Des effets d’entraînement résilients

L’économie mixte locale impulse de vraies dynamiques économiques indirectes dans les territoires. Cela notamment grâce aux marchés qu’elles passent. La crise fait qu’elles recourent moins à l’externalisation. Mais leur impact indirect sur les économies territoriales demeure substantiel et supérieur à celui des autres acteurs de l’économie locale. Chaque EPL injecte en moyenne près de 18 millions d’euros dans l’économie locale via ses dépenses de fonctionnement et ses investissements. Elle contribue indirectement au maintien et à la création de 190 emplois salariés via ses mêmes dépenses.

Cette contribution aux économies locales est d’autant plus notable qu’elle profite à tous les territoires quels qu’ils soient : de métropoles aux territoires ruraux, de la métropole aux territoires ultra-marins, des zones littorales aux territoires montagneux.

Une bonne adaptation au contexte

L’activité générée par les EPL a permis, entre 2014 et 2016, de dynamiser l’investissement local, avec un effet contracyclique puisque les collectivités réduisaient alors leurs dépenses. Lorsque les collectivités ont recommencé à investir à partir de 2017, les EPL ont maintenu leurs efforts d’investissement : 89% d’entre elles ont investi entre 2017 et 2018.

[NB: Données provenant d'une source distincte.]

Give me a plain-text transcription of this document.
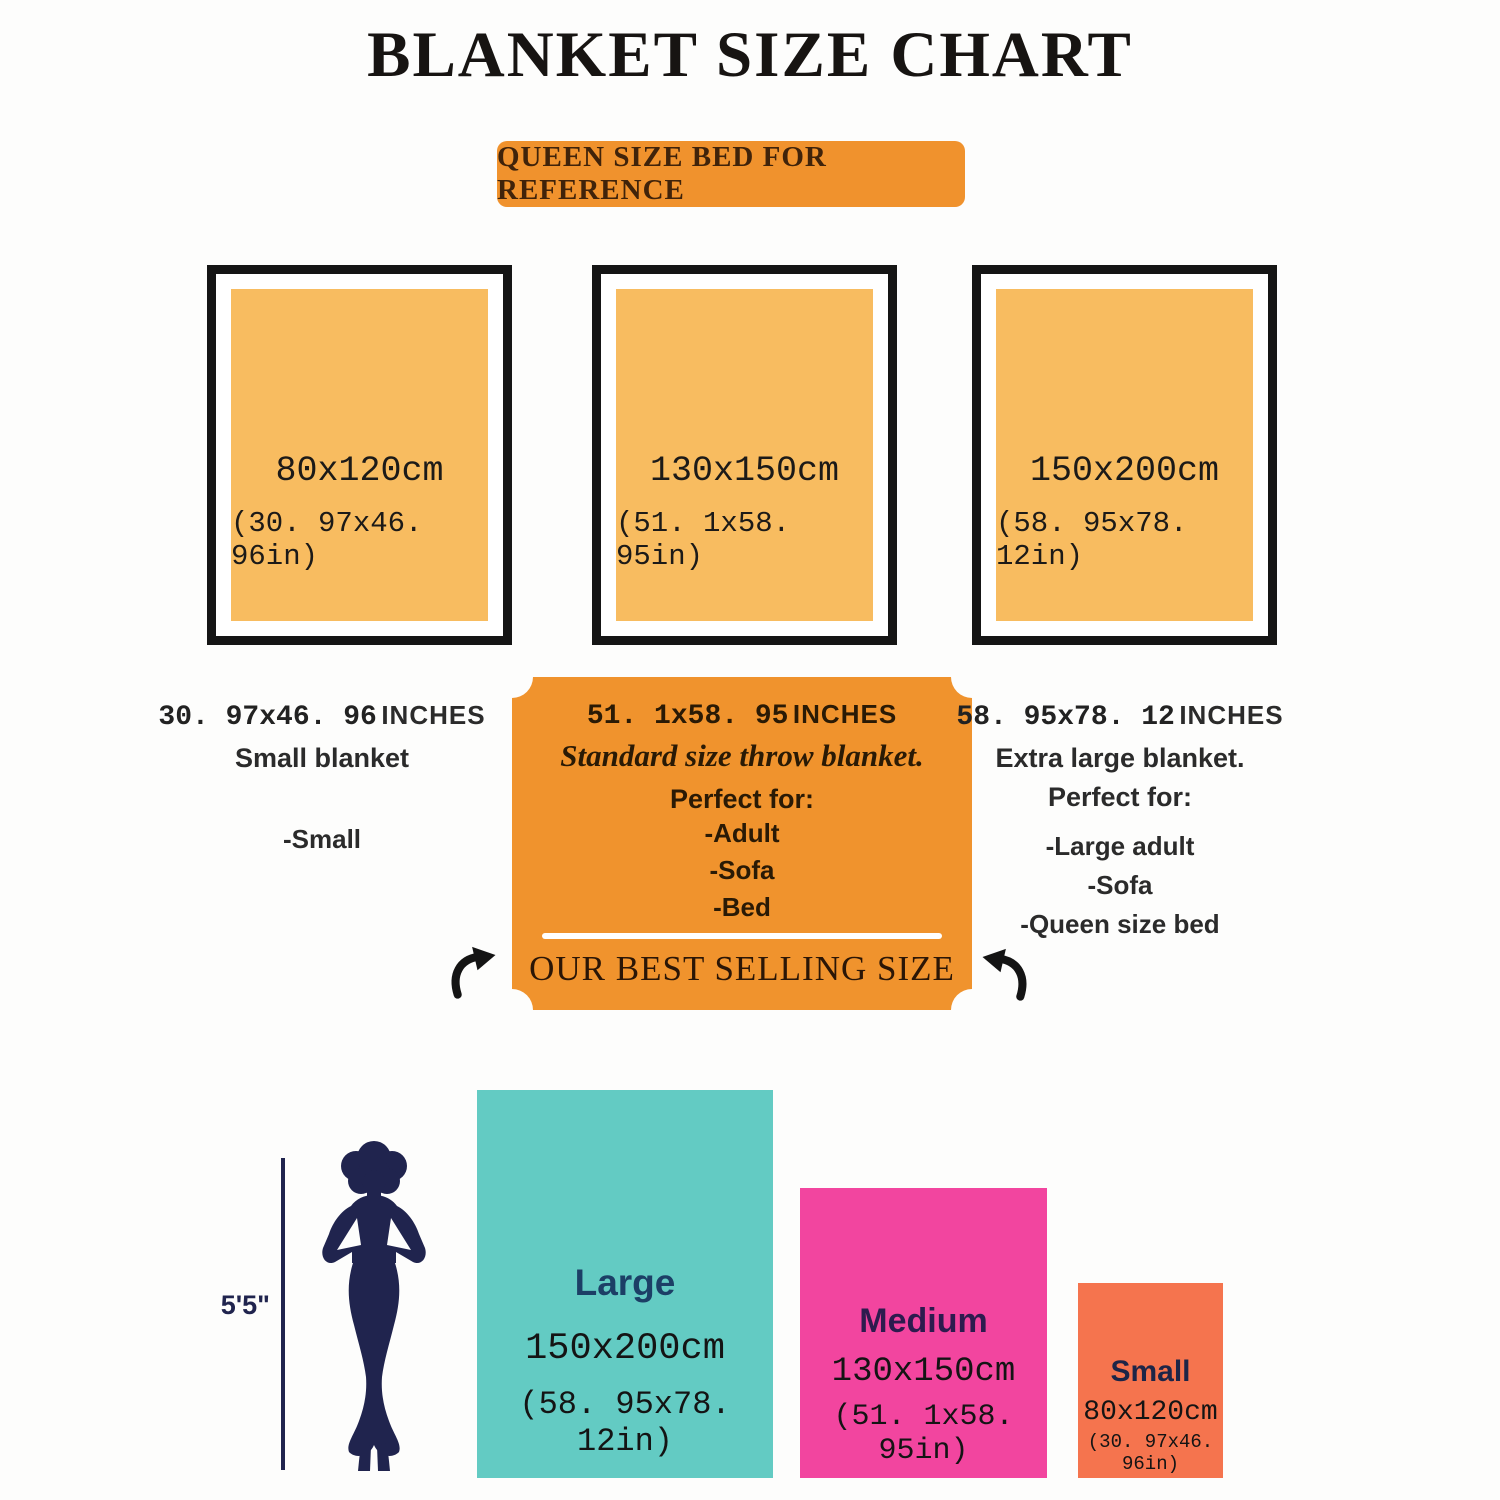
BLANKET SIZE CHART
QUEEN SIZE BED FOR REFERENCE
80x120cm
(30. 97x46. 96in)
130x150cm
(51. 1x58. 95in)
150x200cm
(58. 95x78. 12in)
30. 97x46. 96 INCHES
Small blanket
-Small
51. 1x58. 95 INCHES
Standard size throw blanket.
Perfect for:
-Adult
-Sofa
-Bed
OUR BEST SELLING SIZE
58. 95x78. 12 INCHES
Extra large blanket.
Perfect for:
-Large adult
-Sofa
-Queen size bed
5'5"
Large
150x200cm
(58. 95x78. 12in)
Medium
130x150cm
(51. 1x58. 95in)
Small
80x120cm
(30. 97x46. 96in)
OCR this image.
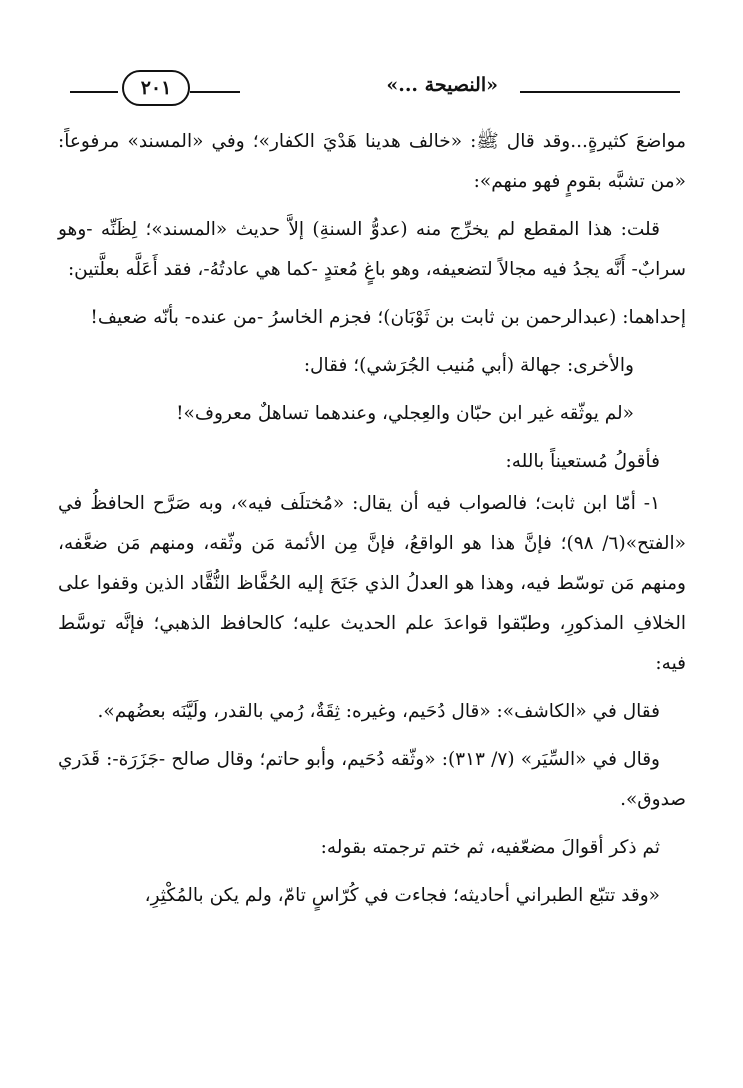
«النصيحة ...»
٢٠١

مواضعَ كثيرةٍ...وقد قال ﷺ: «خالف هدينا هَدْيَ الكفار»؛ وفي «المسند» مرفوعاً: «من تشبَّه بقومٍ فهو منهم»:

قلت: هذا المقطع لم يخرِّج منه (عدوُّ السنةِ) إلاَّ حديث «المسند»؛ لِظَنِّه -وهو سرابٌ- أَنَّه يجدُ فيه مجالاً لتضعيفه، وهو باغٍ مُعتدٍ -كما هي عادتُهُ-، فقد أَعَلَّه بعلَّتين:

إحداهما: (عبدالرحمن بن ثابت بن ثَوْبَان)؛ فجزم الخاسرُ -من عنده- بأنّه ضعيف!

والأخرى: جهالة (أبي مُنيب الجُرَشي)؛ فقال:

«لم يوثّقه غير ابن حبّان والعِجلي، وعندهما تساهلٌ معروف»!

فأقولُ مُستعيناً بالله:

١- أمّا ابن ثابت؛ فالصواب فيه أن يقال: «مُختلَف فيه»، وبه صَرَّح الحافظُ في «الفتح»(٦/ ٩٨)؛ فإنَّ هذا هو الواقعُ، فإنَّ مِن الأئمة مَن وثّقه، ومنهم مَن ضعَّفه، ومنهم مَن توسّط فيه، وهذا هو العدلُ الذي جَنَحَ إليه الحُفَّاظ النُّقَّاد الذين وقفوا على الخلافِ المذكورِ، وطبّقوا قواعدَ علم الحديث عليه؛ كالحافظ الذهبي؛ فإنَّه توسَّط فيه:

فقال في «الكاشف»: «قال دُحَيم، وغيره: ثِقَةٌ، رُمي بالقدر، ولَيَّنَه بعضُهم».

وقال في «السِّيَر» (٧/ ٣١٣): «وثّقه دُحَيم، وأبو حاتم؛ وقال صالح -جَزَرَة-: قَدَري صدوق».

ثم ذكر أقوالَ مضعّفيه، ثم ختم ترجمته بقوله:

«وقد تتبّع الطبراني أحاديثه؛ فجاءت في كُرّاسٍ تامّ، ولم يكن بالمُكْثِرِ،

Les EPL se sont par ailleurs montrées particulièrement agiles pour s’adapter aux nouvelles exigences de la loi. Comme les lois Maptam et NOTRe, qui ont profondément modifié les prérogatives des divers échelons de collectivités locales. Ou encore la loi ELAN, qui ont impulsé un mouvement de rationalisation du secteur du logement.

Des leviers d’action efficients

Les EPL investissent massivement. En moyenne 70% de leur valeur ajoutée sont consacrés aux investissements, contre 29% pour les entreprises du secteur marchand. Les EPL de taille comparable à celle des TPE et PME (moins de 250 salariés) affectent parfois à l’investissement des sommes supérieures à la valeur ajoutée qu’elles produisent. Elles témoignent ainsi de leur volonté de maintenir et développer leur appareil productif, contribuant par là à nourrir l’appareil productif local.

Les entreprises publiques locales sont par ailleurs de très actives émettrices de commandes publiques. En plus des contrats qu’elles exécutent pour des acteurs publics (9 400 en juin 2019), elles sont elles-mêmes des entités adjudicatrices. En 2018, en dépit d’un cycle électoral défavorable, les EPL ont passé pour 2 milliards d’euros de marchés, au profit de 25 000 entreprises, partout sur le territoire. 

Des retombées essentiellement locales

88% de la valeur ajoutée directe et indirecte générée par les entreprises publiques locales bénéficient aux territoires dans lequel elles sont implantées. Soit 2 points de plus qu’en 2016.

Cette moyenne recouvre néanmoins certaines disparités. L’Île-de-France et l’ancienne région Rhône-Alpes récoltent respectivement 95% et 91%% de la valeur ajoutée produite par les EPL. Ce pourcentage tombe à moins de 70% dans certains territoires – anciennes régions de Bourgogne, de Franche-Comté, de Basse-Normandie, de Picardie ou du Limousin, où les retombées socio-économiques des EPL profitent à un plus large territoire.